You can make your own templates – buy sheet plastic for making templates and then cut out as required. You can use double-sided tape to keep the stencil firmly on the fabric until you have completed the marking.
This is useful in making parallel quilting stitches. Gives you a yardstick to make straight stitches consistently.You can buy masking tape in the width you want – 1/4 inch, 1/2 inch etc. Keep them, stitch and then peel away.
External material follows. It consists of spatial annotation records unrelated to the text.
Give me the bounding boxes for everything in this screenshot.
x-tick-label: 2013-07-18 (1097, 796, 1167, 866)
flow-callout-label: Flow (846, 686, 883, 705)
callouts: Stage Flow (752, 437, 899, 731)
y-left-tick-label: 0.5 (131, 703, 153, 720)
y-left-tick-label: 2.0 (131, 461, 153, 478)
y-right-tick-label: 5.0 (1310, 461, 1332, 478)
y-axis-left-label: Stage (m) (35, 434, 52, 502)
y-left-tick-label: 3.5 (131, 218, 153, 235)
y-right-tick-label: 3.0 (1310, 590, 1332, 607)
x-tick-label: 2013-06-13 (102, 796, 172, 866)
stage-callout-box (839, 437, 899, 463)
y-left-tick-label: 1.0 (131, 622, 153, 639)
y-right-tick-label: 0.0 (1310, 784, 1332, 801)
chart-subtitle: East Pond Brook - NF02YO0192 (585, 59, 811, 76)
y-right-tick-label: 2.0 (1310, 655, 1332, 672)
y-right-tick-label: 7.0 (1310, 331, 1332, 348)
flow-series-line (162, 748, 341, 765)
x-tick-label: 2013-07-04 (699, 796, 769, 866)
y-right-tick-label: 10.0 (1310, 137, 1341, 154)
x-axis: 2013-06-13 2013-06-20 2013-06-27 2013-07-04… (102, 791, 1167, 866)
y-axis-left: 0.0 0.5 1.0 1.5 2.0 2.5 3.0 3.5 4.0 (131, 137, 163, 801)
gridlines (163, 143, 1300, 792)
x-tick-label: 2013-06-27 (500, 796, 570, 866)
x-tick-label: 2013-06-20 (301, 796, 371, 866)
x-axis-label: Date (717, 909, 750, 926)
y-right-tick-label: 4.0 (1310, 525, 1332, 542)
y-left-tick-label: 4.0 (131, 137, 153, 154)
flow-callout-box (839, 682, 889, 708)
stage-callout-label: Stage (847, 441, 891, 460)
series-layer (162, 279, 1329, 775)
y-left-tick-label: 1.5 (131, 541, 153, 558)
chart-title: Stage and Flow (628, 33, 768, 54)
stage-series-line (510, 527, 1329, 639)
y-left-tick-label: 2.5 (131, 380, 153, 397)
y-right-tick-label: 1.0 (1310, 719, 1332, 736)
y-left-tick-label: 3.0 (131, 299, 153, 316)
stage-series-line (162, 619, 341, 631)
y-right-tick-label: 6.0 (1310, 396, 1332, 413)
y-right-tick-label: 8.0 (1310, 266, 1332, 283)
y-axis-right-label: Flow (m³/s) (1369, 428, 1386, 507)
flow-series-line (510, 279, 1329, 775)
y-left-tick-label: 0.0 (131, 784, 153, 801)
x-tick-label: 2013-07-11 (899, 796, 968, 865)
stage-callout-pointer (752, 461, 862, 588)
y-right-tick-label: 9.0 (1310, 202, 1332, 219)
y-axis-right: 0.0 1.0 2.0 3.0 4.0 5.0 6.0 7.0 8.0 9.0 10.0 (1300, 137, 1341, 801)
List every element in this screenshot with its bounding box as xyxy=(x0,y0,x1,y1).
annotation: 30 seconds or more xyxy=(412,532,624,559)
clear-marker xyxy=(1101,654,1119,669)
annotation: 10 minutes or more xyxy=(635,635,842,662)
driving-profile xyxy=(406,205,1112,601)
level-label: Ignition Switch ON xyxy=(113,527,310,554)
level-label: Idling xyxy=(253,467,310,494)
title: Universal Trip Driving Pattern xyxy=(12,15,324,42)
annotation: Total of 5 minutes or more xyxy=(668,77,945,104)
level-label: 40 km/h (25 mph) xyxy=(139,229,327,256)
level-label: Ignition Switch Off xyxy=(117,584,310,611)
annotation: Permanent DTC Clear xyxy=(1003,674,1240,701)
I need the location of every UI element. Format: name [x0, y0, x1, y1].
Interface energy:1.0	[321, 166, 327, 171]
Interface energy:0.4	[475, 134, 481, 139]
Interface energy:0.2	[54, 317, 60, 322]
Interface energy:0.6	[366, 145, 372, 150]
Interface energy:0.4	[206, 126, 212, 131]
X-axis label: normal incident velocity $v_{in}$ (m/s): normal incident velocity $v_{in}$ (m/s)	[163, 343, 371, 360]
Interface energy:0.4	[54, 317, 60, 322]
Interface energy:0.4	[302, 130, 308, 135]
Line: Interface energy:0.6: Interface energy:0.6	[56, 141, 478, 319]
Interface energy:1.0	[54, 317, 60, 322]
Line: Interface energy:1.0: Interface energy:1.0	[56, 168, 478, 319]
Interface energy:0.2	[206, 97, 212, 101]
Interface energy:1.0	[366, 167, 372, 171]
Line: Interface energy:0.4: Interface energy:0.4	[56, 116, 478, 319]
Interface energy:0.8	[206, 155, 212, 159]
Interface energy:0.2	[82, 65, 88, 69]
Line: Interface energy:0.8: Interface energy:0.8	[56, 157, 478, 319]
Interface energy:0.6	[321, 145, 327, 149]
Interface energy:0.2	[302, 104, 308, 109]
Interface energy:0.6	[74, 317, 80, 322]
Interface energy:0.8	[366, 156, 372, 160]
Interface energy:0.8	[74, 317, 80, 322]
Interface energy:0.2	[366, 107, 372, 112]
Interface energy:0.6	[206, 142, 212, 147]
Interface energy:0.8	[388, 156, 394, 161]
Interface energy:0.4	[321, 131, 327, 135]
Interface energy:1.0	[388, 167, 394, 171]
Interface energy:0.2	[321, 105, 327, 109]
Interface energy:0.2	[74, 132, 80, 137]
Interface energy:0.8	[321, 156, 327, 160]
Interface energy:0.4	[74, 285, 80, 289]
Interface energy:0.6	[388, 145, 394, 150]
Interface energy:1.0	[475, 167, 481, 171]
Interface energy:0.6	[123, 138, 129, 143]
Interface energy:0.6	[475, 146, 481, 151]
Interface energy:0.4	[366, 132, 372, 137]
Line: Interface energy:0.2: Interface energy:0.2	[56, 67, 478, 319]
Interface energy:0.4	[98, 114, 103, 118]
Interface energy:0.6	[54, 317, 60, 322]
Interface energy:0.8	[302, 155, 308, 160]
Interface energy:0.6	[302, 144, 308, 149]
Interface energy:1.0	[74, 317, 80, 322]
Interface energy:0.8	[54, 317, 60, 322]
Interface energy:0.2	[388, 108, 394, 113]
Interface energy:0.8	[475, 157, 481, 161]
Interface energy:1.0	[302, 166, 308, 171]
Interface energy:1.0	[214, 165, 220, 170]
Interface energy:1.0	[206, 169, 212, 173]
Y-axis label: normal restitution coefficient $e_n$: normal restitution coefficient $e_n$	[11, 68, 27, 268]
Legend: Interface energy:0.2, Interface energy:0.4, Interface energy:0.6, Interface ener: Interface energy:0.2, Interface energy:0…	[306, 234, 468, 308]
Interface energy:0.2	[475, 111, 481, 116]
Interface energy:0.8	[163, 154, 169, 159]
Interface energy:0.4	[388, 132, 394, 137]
For hand sewing quilts, this is a very useful tool to use when you think long term. You may not see the use of it Immediately. But when you hand sew a quilt, it involves making a lot of tiny stitches, and all those come against your poor hands. A thimble can save you from painful hands with skin ripped off at the end of the day.
You can either use a metal thimble or a leather one. Both are effective, though a leather one is soft on your hand and comfortable.
You will need two.
One is worn on the middle-finger on the holding hand (nonsewing hand, kept under the quilt) when making the quilting stitches/ doing embroidery.
The other is worn on the the sewing hand middle-finger.The top edge of the thimble (if your thimble has this) can be used to push needle as needed to the many layers of fabric.
Most quilters make their own bias binding strips for binding their quilts. But you can buy pre-folded quilt binding. Very convenient to have it readymade, in any color you want.
Pins or Binder clips
You can use really sharp pins to keep the quilt sandwich together instead of time consuming baste stitching. But for binding you will need to use several binder clips to keep quilt binding in place.
This is what you keep between the quilt top and the backing, to give warmth and thickness to the quilt.
You can use a fully natural fiber batting (cotton, wool, silk) or a fully synthetic one (polyester batting) or a blend. A cotton-polyester blend is the most preferred on by most quilters. You can use flannel inside as an alternative to batting. Some even use cotton sheets instead of batting. To each his own (depends on what weight you want for the quilt)
Read more on the different options in batting here.
You will find other notions like Fusible web (for applique), Tracing paper, Graph paper, machine quilting gloves, etc useful – All of these maybe needed in your quilting one way or the other in different ways.